E veniamo al terzo “iceberg”, “Una scuola per la democrazia”, dove lo storico italiano Angelo D’Orsi affronta la questione dei rapporti tra Stato democratico, scuola pubblica, scuola privata alla luce della odierna pasticciata situazione italiana. Anche per lui l’unità sostanziale tra educazione e Costituzione e la possibilità di insegnare la politica all’interno della più generale pedagogia della polis, hanno radici lontane,  nelle  teorizzazioni, per esempio, del Protagora di Platone o di Paideia di Werner Jaeger.
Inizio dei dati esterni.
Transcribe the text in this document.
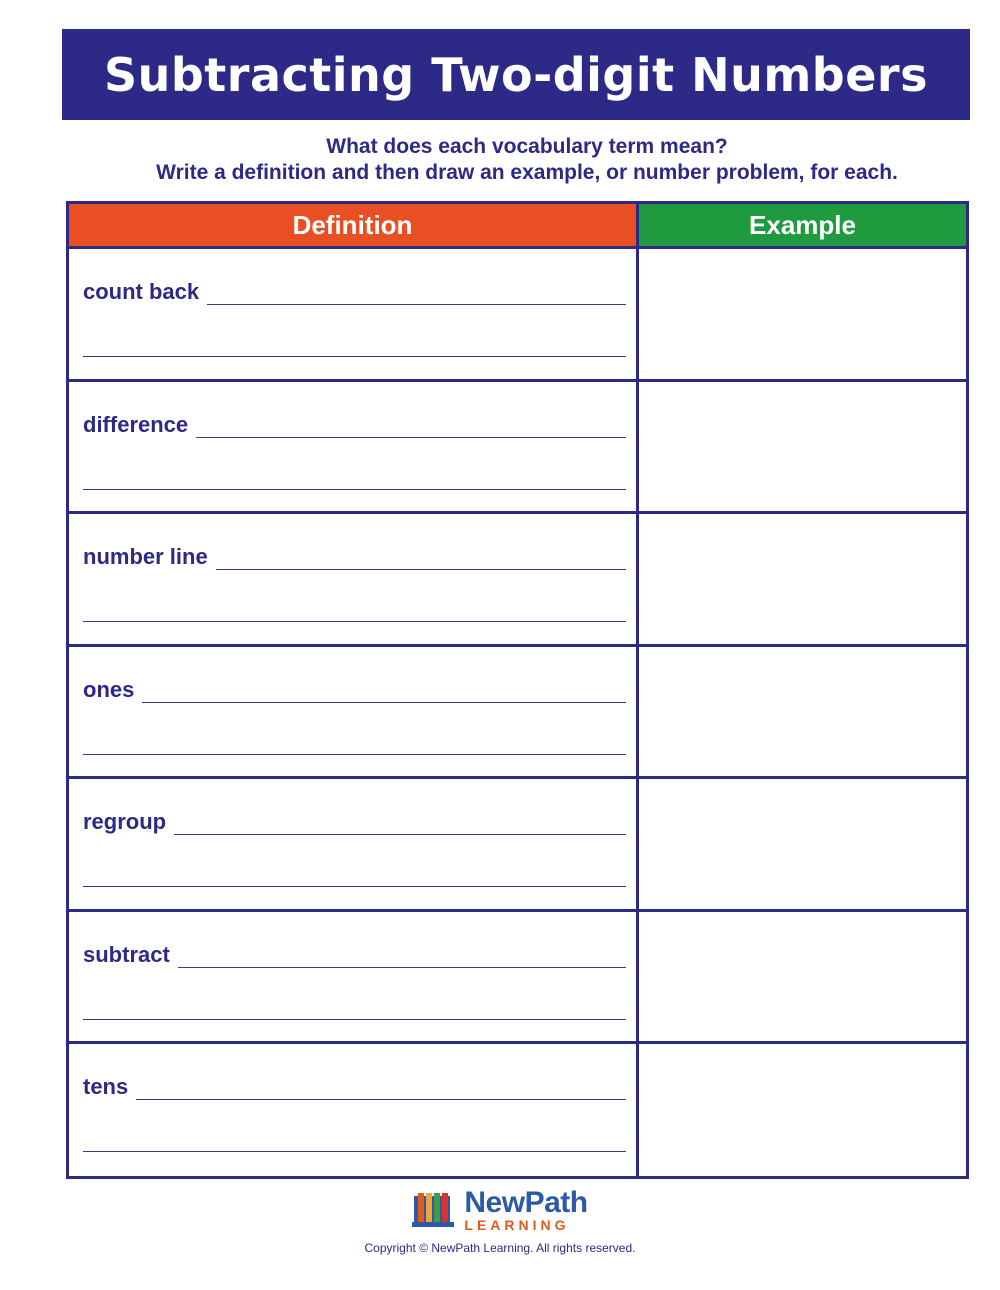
Subtracting Two-digit Numbers
What does each vocabulary term mean?
Write a definition and then draw an example, or number problem, for each.
Definition	Example
count back
difference
number line
ones
regroup
subtract
tens
NewPath
LEARNING
Copyright © NewPath Learning. All rights reserved.
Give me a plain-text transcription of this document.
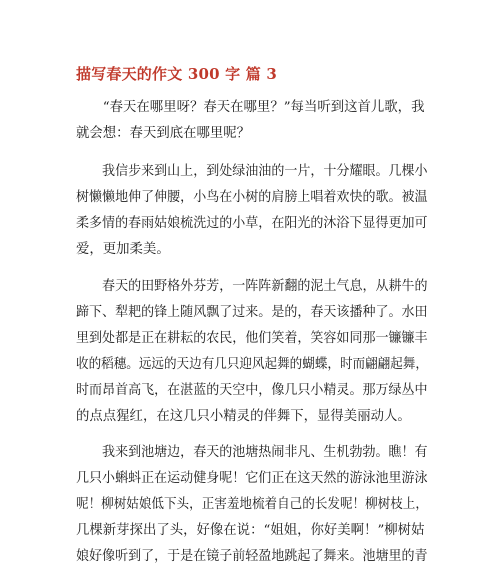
描写春天的作文 300 字 篇 3
　　“春天在哪里呀？春天在哪里？”每当听到这首儿歌，我
就会想：春天到底在哪里呢？
　　我信步来到山上，到处绿油油的一片，十分耀眼。几棵小
树懒懒地伸了伸腰，小鸟在小树的肩膀上唱着欢快的歌。被温
柔多情的春雨姑娘梳洗过的小草，在阳光的沐浴下显得更加可
爱，更加柔美。
　　春天的田野格外芬芳，一阵阵新翻的泥土气息，从耕牛的
蹄下、犁耙的锋上随风飘了过来。是的，春天该播种了。水田
里到处都是正在耕耘的农民，他们笑着，笑容如同那一镰镰丰
收的稻穗。远远的天边有几只迎风起舞的蝴蝶，时而翩翩起舞，
时而昂首高飞，在湛蓝的天空中，像几只小精灵。那万绿丛中
的点点猩红，在这几只小精灵的伴舞下，显得美丽动人。
　　我来到池塘边，春天的池塘热闹非凡、生机勃勃。瞧！有
几只小蝌蚪正在运动健身呢！它们正在这天然的游泳池里游泳
呢！柳树姑娘低下头，正害羞地梳着自己的长发呢！柳树枝上，
几棵新芽探出了头，好像在说：“姐姐，你好美啊！”柳树姑
娘好像听到了，于是在镜子前轻盈地跳起了舞来。池塘里的青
Ma quando D’Orsi ritorna al presente della questione, sono gli Scritti dalla libertà (1910-1926) di Antonio Gramsci  a illuminarlo e a fargli ribadire che l’autentica formazione scolastica avrà difficoltà ad affermarsi se alla solida cultura di base non si sarà affiancato quel sapere critico che mai come oggi dovrebbe rendere disinteressata l’istruzione rispetto alle richieste di un mercato troppo spesso astuto e corrotto.

Per realizzare questo obbiettivo di libertà, a D’Orsi non appaiono valide né la proposta di Goffredo Fofi, che vorrebbe ridurre  l’obbligo scolastico e affidare l’educazione  a un «privato sociale» più libero, né quella di Giuseppe Vacca, per il quale una «società educatrice», dovrebbe raccogliere tutte le “agenzie” (Stato, ordini religiosi, enti pubblici, forze economiche private) concorrenti alla formazione ideale relazionale, etica di un futuro cittadino.

In riferimento alla storia d’Italia, D’Orsi osserva severamente che «le agenzie private cercano nella scuola il lucro; le agenzie religiose mirano all’indottrinamento, non disdegnando… l’aspetto economico». Andrebbe invece restituito allo Stato il ruolo di promotore di educazione e regolatore delle differenze sociali senza propugnare «un’eguaglianza iniqua essendo disuguali le condizioni di partenza, bensì una differenziazione dell’intervento pubblico, a favore di chi meno ha» e senza dar luogo nell’ambito educativo alla faciloneria, ma concentrandosi sulle capacità del giovane per aiutarlo a costruirsi una “personalità autonoma”.

La cultura  prima ancora che conoscenza di nozioni deve  diventare per lo studente atteggiamento interrogativo del sé nella sua relazione con il mondo, anche perché i giovani, non sono “vasi vuoti da riempire”. Emergenza educativa e emergenza democratica irrompono con forza nel nostro presente: quella parola maturità che è stata cancellata dalla definizione dell’esame di Stato finale andrebbe nuovamente ristabilita e valorizzata nella sua importanza di civiltà, mentre si dovrebbe far conoscere la Costituzione non soltanto nei suoi principi fondanti ma anche e soprattutto attraverso i servizi e i beni collettivi da essa resi possibili e che sono realmente decisivi per il nostro “benessere”: sanità, trasporti, comunicazioni, ambiente, patrimonio artistico, organizzazione del lavoro ecc. E tutto questo sapere concreto e utile in sé, deve essere incentivato tornando a valorizzare quegli studi storici, quel sapere umanistico, quei "racconti" depressi dalla riforma Gelmini, forse perché svolgono uno scomodo ruolo formativo alla cittadinanza attiva.

Honnet A., Peillon V., D’Orsi A., 2013, “iceberg2 A scuola di laicità”, in MicroMega, n.1/2013, Gruppo Editoriale L’Espresso SpA, Roma.